Menurut WWF Indonesia, dari jenis-jenis hutan diatas, hanya dua jenis hutan yang kayunya dapat dimanfaatkan sebagai sumber bahan baku produk berbahan dasar kayu, yaitu hutan hak/masyarakat dan hutan produksi.

Kayu yang diambil dari hutan, akan dikelola menjadi sebuah produk kayu. Produk kayu ini ada yang bersifat legal dan ilegal. Produk yang bersifat legal merupakan produk kayu yang bertanggung jawab.
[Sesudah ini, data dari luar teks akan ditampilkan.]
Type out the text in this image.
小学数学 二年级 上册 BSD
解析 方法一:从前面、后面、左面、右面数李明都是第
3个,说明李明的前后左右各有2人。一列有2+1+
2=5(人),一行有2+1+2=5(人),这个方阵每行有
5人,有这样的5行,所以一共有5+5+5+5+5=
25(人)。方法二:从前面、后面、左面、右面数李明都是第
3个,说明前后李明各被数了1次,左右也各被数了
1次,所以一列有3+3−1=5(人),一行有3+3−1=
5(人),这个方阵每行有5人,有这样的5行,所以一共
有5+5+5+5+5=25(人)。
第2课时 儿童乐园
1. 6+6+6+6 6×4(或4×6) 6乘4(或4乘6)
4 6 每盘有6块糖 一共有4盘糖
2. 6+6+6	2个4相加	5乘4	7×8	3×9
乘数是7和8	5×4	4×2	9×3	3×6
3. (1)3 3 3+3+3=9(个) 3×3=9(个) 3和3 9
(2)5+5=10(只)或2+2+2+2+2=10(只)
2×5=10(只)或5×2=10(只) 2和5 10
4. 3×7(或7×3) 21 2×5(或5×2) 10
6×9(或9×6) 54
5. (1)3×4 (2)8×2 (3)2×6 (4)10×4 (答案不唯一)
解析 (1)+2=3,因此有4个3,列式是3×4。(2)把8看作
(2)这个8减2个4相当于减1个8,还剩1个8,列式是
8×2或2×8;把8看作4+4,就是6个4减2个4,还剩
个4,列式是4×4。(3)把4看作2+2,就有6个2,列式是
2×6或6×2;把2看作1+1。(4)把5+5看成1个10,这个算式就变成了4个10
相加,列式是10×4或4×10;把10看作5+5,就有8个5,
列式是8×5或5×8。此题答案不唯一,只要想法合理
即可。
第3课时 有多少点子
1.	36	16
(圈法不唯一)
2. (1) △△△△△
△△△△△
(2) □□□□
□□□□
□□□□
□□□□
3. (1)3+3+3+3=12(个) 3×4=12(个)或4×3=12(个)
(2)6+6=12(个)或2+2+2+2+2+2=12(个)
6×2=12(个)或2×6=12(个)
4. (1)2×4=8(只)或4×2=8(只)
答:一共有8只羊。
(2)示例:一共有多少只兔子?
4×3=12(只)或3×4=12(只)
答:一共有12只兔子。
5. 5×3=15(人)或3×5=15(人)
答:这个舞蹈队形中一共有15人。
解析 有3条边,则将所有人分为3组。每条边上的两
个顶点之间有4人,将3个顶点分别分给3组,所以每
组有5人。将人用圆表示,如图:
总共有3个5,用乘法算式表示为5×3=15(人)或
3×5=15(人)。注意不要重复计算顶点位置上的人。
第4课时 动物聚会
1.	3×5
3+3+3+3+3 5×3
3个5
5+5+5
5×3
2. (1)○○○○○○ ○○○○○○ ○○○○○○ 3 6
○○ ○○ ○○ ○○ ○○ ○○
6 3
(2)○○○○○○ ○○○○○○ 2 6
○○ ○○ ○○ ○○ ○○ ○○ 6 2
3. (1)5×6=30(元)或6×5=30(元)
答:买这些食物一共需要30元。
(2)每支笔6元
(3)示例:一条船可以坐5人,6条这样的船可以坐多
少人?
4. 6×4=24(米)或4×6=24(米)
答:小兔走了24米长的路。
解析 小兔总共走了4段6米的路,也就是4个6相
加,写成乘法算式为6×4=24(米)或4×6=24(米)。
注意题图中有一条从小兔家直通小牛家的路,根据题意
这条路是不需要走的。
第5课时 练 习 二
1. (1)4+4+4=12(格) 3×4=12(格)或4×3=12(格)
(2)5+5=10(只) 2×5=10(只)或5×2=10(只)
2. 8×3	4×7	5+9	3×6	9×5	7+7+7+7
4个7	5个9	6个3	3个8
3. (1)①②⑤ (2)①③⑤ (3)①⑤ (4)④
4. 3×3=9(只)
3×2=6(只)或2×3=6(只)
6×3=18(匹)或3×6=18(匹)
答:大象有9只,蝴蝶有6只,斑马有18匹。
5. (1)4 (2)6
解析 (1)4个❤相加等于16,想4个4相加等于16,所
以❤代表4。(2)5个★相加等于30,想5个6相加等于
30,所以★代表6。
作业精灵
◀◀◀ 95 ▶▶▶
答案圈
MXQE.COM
Produk kayu yang bertanggung jawab dapat diketahui melalui 2 cara yaitu : tanda V-Legal untuk bukti legalitas dan Tanda FSC untuk bukti keberlanjutan hutan. Oleh karena itu konsumen dapat membedakan produk yang dikonsumsinya melalui tanda sertifikasi yang terrcantum pada kemasan produk. Dimana sertifikat ini mampu meningkatkan intensif kepada pelaku usaha berupa citra positif atas komitmennya yang tinggi terhadap keberlanjutan hutan.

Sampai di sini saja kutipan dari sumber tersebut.